O evento reúne pesquisadores, autoridades, organizações indígenas e organismos internacionais de cooperação na sede principal do Instituto Amazônico de Pesquisas Científicas (Sinchi), em uma cidade onde as discussões sobre a Amazônia não são distantes nem abstratas. Em Letícia, como em grande parte do bioma amazônico, os efeitos das mudanças climáticas, a perda de biodiversidade e de conhecimentos tradicionais, a poluição dos rios, a pressão sobre as espécies silvestres e os incêndios florestais fazem parte do cotidiano das comunidades.De acordo com o diretor do Inpa, Henrique Pereira, a reunião é fundamental para consolidar uma articulação inédita entre os principais institutos de pesquisa da Pan-Amazônia. “Estamos fortalecendo uma rede científica regional capaz de produzir conhecimento, compartilhar experiências e construir soluções conjuntas para os desafios comuns da Amazônia. Mais do que um espaço de debate, este encontro representa um avanço concreto na cooperação entre os países amazônicos em temas estratégicos como biodiversidade, mudanças climáticas, bioeconomia e sustentabilidade do bioma”, destacou Pereira, vice-presidente da rede e coordenador do grupo de trabalho sobre conflitos e ameaças, que participou da primeira parte do painel.
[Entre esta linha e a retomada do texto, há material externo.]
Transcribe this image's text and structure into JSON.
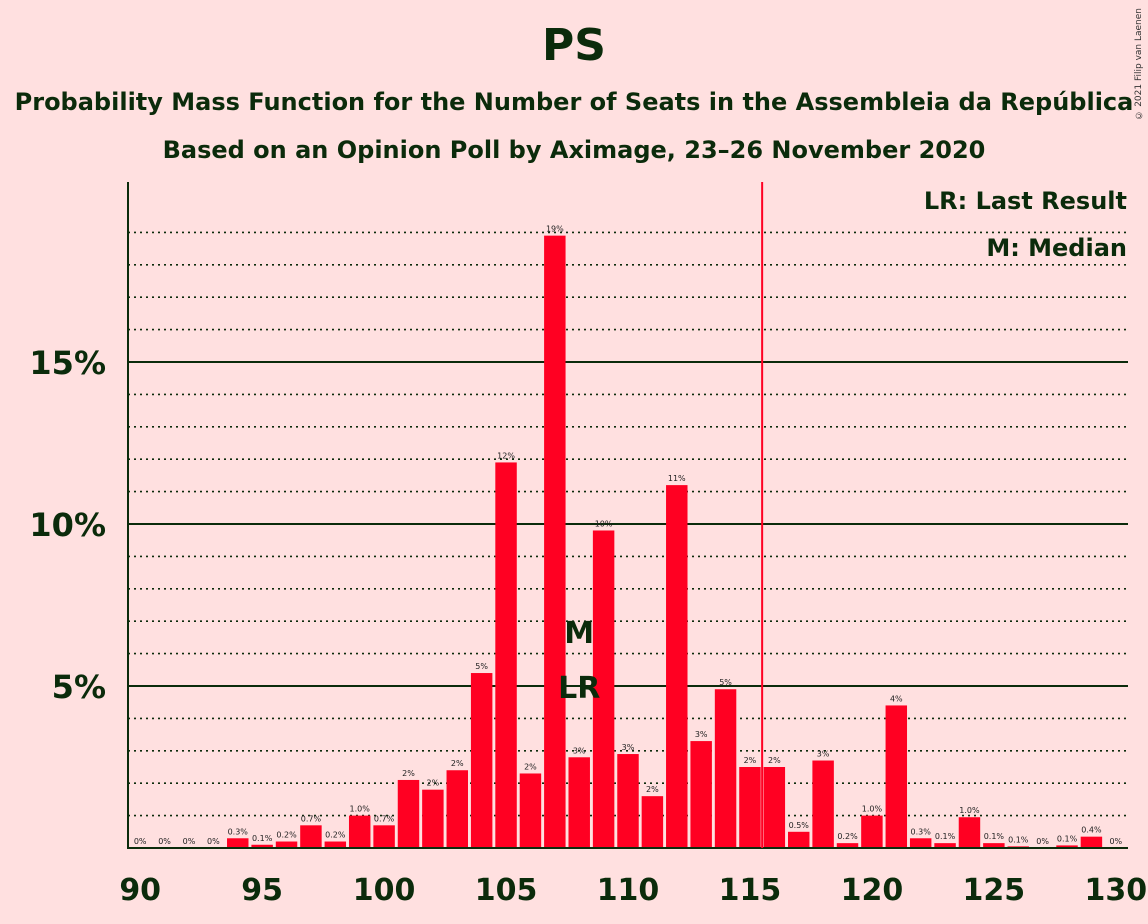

A abertura contou com a participação dos oito institutos de pesquisa de cinco países da Amazônia (Brasil, Bolívia, Colômbia, Equador e Peru), cujas equipes científicas desenvolvem seu trabalho na região, combinando pesquisa rigorosa, anos de trabalho de campo e diálogo constante no território, com as comunidades e os povos indígenas.
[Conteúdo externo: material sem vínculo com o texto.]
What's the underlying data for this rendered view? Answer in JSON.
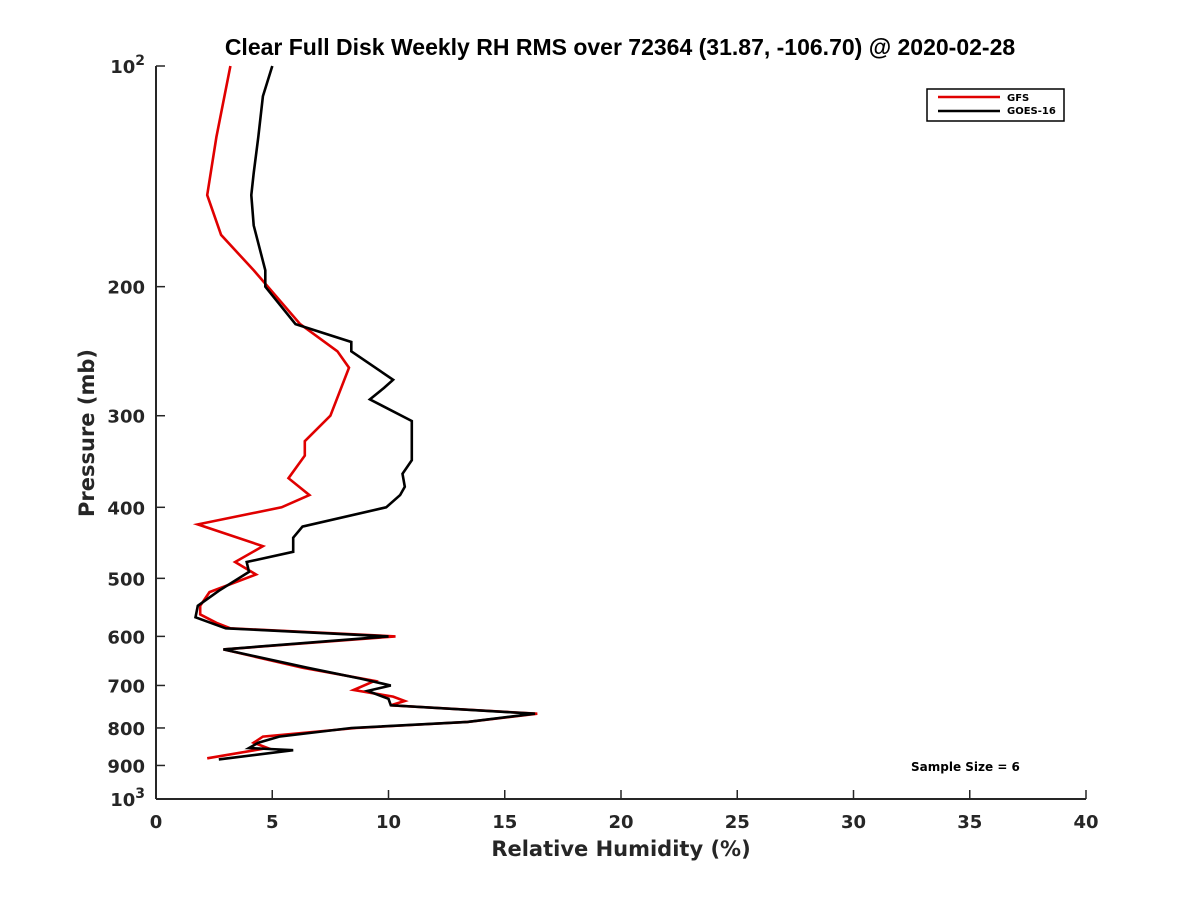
{
  "chart_data": {
    "type": "line",
    "title": "Clear Full Disk Weekly RH RMS over 72364 (31.87, -106.70) @ 2020-02-28",
    "xlabel": "Relative Humidity (%)",
    "ylabel": "Pressure (mb)",
    "xlim": [
      0,
      40
    ],
    "ylim": [
      100,
      1000
    ],
    "y_scale": "log",
    "y_reversed": true,
    "x_ticks": [
      0,
      5,
      10,
      15,
      20,
      25,
      30,
      35,
      40
    ],
    "x_tick_labels": [
      "0",
      "5",
      "10",
      "15",
      "20",
      "25",
      "30",
      "35",
      "40"
    ],
    "y_ticks": [
      100,
      200,
      300,
      400,
      500,
      600,
      700,
      800,
      900,
      1000
    ],
    "y_tick_labels": [
      {
        "base": "10",
        "exp": "2"
      },
      {
        "base": "200"
      },
      {
        "base": "300"
      },
      {
        "base": "400"
      },
      {
        "base": "500"
      },
      {
        "base": "600"
      },
      {
        "base": "700"
      },
      {
        "base": "800"
      },
      {
        "base": "900"
      },
      {
        "base": "10",
        "exp": "3"
      }
    ],
    "grid": false,
    "legend_position": "top-right",
    "annotation": "Sample Size = 6",
    "series": [
      {
        "name": "GFS",
        "color": "#e00000",
        "points": [
          [
            3.2,
            100
          ],
          [
            2.6,
            125
          ],
          [
            2.2,
            150
          ],
          [
            2.8,
            170
          ],
          [
            4.2,
            190
          ],
          [
            6.2,
            225
          ],
          [
            7.8,
            245
          ],
          [
            8.3,
            258
          ],
          [
            7.5,
            300
          ],
          [
            6.4,
            325
          ],
          [
            6.4,
            340
          ],
          [
            5.7,
            365
          ],
          [
            6.6,
            385
          ],
          [
            5.4,
            400
          ],
          [
            1.8,
            422
          ],
          [
            4.6,
            452
          ],
          [
            3.4,
            475
          ],
          [
            4.3,
            494
          ],
          [
            2.3,
            522
          ],
          [
            1.9,
            545
          ],
          [
            1.9,
            560
          ],
          [
            2.6,
            575
          ],
          [
            3.2,
            585
          ],
          [
            10.3,
            600
          ],
          [
            2.9,
            625
          ],
          [
            6.3,
            662
          ],
          [
            9.4,
            690
          ],
          [
            8.5,
            710
          ],
          [
            10.2,
            725
          ],
          [
            10.7,
            735
          ],
          [
            10.1,
            745
          ],
          [
            16.4,
            765
          ],
          [
            13.4,
            785
          ],
          [
            8.6,
            800
          ],
          [
            4.6,
            822
          ],
          [
            4.2,
            838
          ],
          [
            4.8,
            852
          ],
          [
            2.2,
            880
          ]
        ]
      },
      {
        "name": "GOES-16",
        "color": "#000000",
        "points": [
          [
            5.0,
            100
          ],
          [
            4.6,
            110
          ],
          [
            4.4,
            125
          ],
          [
            4.2,
            140
          ],
          [
            4.1,
            150
          ],
          [
            4.2,
            165
          ],
          [
            4.7,
            190
          ],
          [
            4.7,
            200
          ],
          [
            6.0,
            225
          ],
          [
            8.4,
            238
          ],
          [
            8.4,
            245
          ],
          [
            10.2,
            268
          ],
          [
            9.8,
            275
          ],
          [
            9.2,
            285
          ],
          [
            11.0,
            305
          ],
          [
            11.0,
            320
          ],
          [
            11.0,
            345
          ],
          [
            10.6,
            360
          ],
          [
            10.7,
            375
          ],
          [
            10.5,
            385
          ],
          [
            9.9,
            400
          ],
          [
            6.3,
            425
          ],
          [
            5.9,
            440
          ],
          [
            5.9,
            460
          ],
          [
            3.9,
            475
          ],
          [
            4.0,
            490
          ],
          [
            2.7,
            520
          ],
          [
            1.8,
            545
          ],
          [
            1.7,
            565
          ],
          [
            3.0,
            585
          ],
          [
            10.0,
            600
          ],
          [
            2.9,
            625
          ],
          [
            6.5,
            662
          ],
          [
            8.8,
            685
          ],
          [
            10.1,
            700
          ],
          [
            9.1,
            712
          ],
          [
            10.0,
            730
          ],
          [
            10.1,
            745
          ],
          [
            16.3,
            765
          ],
          [
            13.4,
            785
          ],
          [
            8.4,
            800
          ],
          [
            5.3,
            822
          ],
          [
            4.4,
            838
          ],
          [
            4.0,
            852
          ],
          [
            5.9,
            858
          ],
          [
            2.7,
            883
          ]
        ]
      }
    ]
  }
}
O evento reúne diversas vozes e perspectivas sobre o que está acontecendo em um dos territórios mais estratégicos do planeta e sobre as alternativas que existem para sua proteção e sustentabilidade. Entre as questões complexas e urgentes que serão tratadas na reunião estão a mineração e a contaminação por mercúrio, a expansão de atividades ilegais, os impactos das usinas hidrelétricas, os incêndios florestais, a pressão sobre os territórios e a perda de conhecimentos tradicionais.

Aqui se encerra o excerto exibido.